C. The toxic smoke is released at the same height as human breathing and very close to housing.

D. It creates a cycle of dumping that leads to renewed complaints from industrial facilities in the city.

Question 38: Which of the following best paraphrases the underlined sentence in paragraph 4: "Without stricter dust management, targeted vehicle – emissions control, and credible deterrence against open burning, the city risks normalising crisis as routine..."?

A. Unless rigorous measures are enforced against various pollution sources, the smog crisis will eventually be seen as an ordinary part of life.

B. Stricter dust management and targeted vehicle control are the reasons why the city has successfully prevented the smog from becoming routine.

C. No sooner had the smog season been written into daily life than the city started implementing credible deterrence against informal combustion.

D. The city would not risk normalising the smog crisis if it prioritised the micro – economy of coal briquettes over stricter dust management rules.

Question 39: Which of the following can most likely be inferred from the passage?

A. Seasonal bad luck and weather patterns are the primary causes of air pollution in Hanoi regardless of human activities.

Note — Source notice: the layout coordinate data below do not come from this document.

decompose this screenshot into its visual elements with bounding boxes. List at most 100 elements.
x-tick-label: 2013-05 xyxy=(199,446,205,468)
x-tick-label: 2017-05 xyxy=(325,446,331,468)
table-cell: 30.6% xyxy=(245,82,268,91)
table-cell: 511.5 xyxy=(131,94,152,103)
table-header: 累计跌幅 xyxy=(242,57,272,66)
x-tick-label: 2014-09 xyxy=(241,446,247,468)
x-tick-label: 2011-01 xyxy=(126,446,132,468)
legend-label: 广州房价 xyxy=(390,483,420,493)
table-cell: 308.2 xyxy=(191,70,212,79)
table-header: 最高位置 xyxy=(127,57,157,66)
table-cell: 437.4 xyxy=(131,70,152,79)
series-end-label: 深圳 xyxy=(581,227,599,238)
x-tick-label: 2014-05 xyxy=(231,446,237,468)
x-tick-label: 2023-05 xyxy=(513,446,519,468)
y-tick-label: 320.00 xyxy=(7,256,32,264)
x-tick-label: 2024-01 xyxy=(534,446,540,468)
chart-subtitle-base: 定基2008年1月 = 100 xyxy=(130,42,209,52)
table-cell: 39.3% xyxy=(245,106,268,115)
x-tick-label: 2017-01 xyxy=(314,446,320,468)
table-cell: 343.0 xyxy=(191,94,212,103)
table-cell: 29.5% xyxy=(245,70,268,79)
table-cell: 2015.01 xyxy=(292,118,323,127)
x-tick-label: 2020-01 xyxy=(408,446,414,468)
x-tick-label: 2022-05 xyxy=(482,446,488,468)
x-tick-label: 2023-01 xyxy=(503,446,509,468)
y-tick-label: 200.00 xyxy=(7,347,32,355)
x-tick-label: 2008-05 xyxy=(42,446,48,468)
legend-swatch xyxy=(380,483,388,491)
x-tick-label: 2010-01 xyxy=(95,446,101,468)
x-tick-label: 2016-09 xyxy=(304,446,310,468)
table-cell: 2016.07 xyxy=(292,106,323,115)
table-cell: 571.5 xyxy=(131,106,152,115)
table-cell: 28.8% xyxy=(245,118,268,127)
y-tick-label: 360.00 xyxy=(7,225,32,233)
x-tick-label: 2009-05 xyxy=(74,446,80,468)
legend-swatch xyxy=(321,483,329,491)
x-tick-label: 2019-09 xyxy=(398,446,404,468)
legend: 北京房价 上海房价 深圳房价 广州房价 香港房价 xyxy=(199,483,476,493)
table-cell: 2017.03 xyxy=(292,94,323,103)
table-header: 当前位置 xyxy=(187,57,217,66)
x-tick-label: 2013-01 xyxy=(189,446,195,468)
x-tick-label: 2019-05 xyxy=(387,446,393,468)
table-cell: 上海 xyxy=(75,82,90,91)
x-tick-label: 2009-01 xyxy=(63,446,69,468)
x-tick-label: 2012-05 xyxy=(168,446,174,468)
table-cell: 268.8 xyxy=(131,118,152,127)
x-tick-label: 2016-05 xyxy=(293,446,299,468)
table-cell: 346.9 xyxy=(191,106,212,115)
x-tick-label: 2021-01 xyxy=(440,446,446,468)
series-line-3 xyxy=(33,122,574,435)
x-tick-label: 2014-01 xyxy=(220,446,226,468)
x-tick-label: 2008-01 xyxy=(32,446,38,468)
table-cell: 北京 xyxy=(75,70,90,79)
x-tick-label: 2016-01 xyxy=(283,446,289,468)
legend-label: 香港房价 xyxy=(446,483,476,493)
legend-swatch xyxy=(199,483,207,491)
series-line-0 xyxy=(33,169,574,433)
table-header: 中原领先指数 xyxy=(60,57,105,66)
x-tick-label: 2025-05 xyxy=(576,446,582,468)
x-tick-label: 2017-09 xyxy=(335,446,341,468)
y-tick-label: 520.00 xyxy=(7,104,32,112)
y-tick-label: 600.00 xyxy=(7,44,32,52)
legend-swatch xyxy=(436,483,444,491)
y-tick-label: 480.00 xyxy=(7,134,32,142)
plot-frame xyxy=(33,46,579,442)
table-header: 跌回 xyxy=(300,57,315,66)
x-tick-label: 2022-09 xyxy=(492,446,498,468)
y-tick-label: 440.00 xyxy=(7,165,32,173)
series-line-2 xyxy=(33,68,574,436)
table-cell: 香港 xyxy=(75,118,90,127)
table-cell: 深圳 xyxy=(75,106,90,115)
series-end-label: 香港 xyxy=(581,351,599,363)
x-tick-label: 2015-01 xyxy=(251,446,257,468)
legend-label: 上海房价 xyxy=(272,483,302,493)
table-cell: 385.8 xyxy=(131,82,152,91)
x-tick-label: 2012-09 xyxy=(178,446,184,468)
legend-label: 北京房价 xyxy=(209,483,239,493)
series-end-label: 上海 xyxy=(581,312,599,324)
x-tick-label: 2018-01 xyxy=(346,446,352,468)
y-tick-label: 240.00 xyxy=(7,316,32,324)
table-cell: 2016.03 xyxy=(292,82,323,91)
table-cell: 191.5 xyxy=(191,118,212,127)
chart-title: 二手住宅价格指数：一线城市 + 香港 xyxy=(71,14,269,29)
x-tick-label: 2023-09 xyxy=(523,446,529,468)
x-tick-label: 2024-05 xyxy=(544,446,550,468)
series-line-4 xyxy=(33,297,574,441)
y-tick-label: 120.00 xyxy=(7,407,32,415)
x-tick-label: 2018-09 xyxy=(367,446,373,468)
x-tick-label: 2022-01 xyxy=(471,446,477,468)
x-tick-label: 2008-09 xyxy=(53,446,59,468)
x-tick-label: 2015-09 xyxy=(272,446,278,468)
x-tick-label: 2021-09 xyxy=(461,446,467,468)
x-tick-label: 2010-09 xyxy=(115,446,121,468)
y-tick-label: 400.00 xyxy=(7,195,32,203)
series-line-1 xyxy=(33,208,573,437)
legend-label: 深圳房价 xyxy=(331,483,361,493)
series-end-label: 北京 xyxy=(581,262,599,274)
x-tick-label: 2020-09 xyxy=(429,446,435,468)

B. Technical fixes will be ineffective unless they are supported by a unified administrative approach and stricter legal enforcement.

C. Residents in Hanoi prefer reading air quality through digital sensors rather than relying on their own physical sensations.

D. The "lid – and – bowl" effect only occurs in vacant lots where people still practice the traditional micro – economy of charcoal grilling.

Question 40: Which of the following best summarises the passage?

A. Hanoi's air quality is improving thanks to the transition from charcoal grilling to a more modern and coordinated urban micro – economy.

B. The "lid – and – bowl" system is a natural phenomenon that helps pollutants disperse more effectively during the peak days of the winter.

C. Urban air pollution in Hanoi is a multifaceted issue arising from human activities and weather, requiring comprehensive policy reforms.

D. Localised pollution spikes are primarily caused by the absence of suspects and the lack of fabric masks among the city's older residents.